Saturday

When The Luna Hits Your Eye Like A Big Pizza Pie: Naming The Moon

Mercury and Venus are the only two planets in our solar system that have no satellites, no moons. Neptune has thirteen moons with names like Triton and Nalad to remind of Greek gods. Uranus, the favorite planetary body of snickering school children, has twenty seven. The names of the moons of Uranus are borrowed from the works of William Shakespeare. The names include Ophelia, Cordelia, Puck and Prospero. Saturn is not satisfied with rings alone. It has sixty-one moons in its possession. Again these moons have the names of Greek gods. Titan, Atlas and Pan to name a few. Next comes Jupiter with sixty-three, again named from the mythology of the Greeks. Even the lowly, decommissioned, space-rock-Pluto has three, Charon, Nix and Hydra, the serpent water beast.
The only moon in the sky that isn't named is ours. The Moon orbiting the Earth. Some will claim our moon is named Luna. But Luna isn't a name it is a label. It has no meaning beyond its definition. It is a simple place holder like the Latin inscriptions under pinned butterflies. No one calls the Earth Terra or the Moon Luna. No one does things but the Light Of The Silvery Luna. No one goes out to look at the full Luna. The cow didn't jump over the Luna and there is no Harvest Luna, large and low in the autumn sky.
Originally the Earth was thought to be the center of the universe.
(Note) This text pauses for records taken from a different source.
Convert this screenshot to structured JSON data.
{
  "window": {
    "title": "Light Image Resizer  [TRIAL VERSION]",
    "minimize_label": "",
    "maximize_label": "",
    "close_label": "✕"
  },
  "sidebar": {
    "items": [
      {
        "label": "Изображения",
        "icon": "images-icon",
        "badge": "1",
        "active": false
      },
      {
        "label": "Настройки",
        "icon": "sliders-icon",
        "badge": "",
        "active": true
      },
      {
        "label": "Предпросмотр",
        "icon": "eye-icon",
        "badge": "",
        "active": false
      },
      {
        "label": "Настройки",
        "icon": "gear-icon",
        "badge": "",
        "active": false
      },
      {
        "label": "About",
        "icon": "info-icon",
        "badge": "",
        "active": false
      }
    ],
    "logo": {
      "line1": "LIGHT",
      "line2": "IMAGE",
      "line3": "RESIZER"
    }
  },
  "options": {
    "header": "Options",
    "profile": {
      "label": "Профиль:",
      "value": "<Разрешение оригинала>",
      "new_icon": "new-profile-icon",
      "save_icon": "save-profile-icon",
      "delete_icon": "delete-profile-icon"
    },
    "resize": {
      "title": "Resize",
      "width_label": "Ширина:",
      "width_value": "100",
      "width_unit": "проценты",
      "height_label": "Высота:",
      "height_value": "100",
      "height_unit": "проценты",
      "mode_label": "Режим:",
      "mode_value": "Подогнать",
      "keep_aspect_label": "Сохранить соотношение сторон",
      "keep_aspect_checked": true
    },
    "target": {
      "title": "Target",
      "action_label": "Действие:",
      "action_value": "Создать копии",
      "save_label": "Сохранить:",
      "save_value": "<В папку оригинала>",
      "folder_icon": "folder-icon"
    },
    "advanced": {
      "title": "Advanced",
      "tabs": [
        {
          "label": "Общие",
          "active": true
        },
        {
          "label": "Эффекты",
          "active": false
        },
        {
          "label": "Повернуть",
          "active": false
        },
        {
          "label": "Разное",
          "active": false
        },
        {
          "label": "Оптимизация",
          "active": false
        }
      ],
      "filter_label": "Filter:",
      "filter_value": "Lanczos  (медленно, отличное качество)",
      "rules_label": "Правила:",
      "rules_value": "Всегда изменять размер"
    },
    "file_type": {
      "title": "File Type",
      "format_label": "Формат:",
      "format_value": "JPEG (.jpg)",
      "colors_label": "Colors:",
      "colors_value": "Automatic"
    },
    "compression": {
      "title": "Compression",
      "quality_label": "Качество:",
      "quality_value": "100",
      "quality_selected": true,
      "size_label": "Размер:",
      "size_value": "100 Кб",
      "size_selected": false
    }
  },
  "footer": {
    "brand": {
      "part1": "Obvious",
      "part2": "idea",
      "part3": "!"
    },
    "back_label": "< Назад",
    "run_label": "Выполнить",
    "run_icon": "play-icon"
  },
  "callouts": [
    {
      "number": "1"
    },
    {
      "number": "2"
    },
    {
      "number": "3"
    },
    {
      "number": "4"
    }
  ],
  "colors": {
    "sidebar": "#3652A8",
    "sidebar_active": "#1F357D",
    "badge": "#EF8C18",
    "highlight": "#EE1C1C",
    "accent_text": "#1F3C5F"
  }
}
The sun, the moon, and all the heavens revolved around the Earth while the Earth stood majestically stationary in the sky. Could this be part of the reason our Moon is simply labeled and goes un-named? Is it based on a conceit? Is it because it is the closest to us and the first heavenly body to be closely observed? Is it because we thought of it as the one and only? Then why did we bother to name the first man and woman? Why not just Man and Woman?
We have a Man-In-The-Moon, is his name Luna? Is that his first or last name? I think our Moon deserves more than a label, it deserves a name. Should it be heavenly, of the gods? Should it be magical, befitting the controller of the tides. Should it be philosophical, befitting its influence over human behavior, its ability to cause lunacy? If, according to Olde Shakespeare, Juliet is the sun does that suggest a name? Can you suggest one?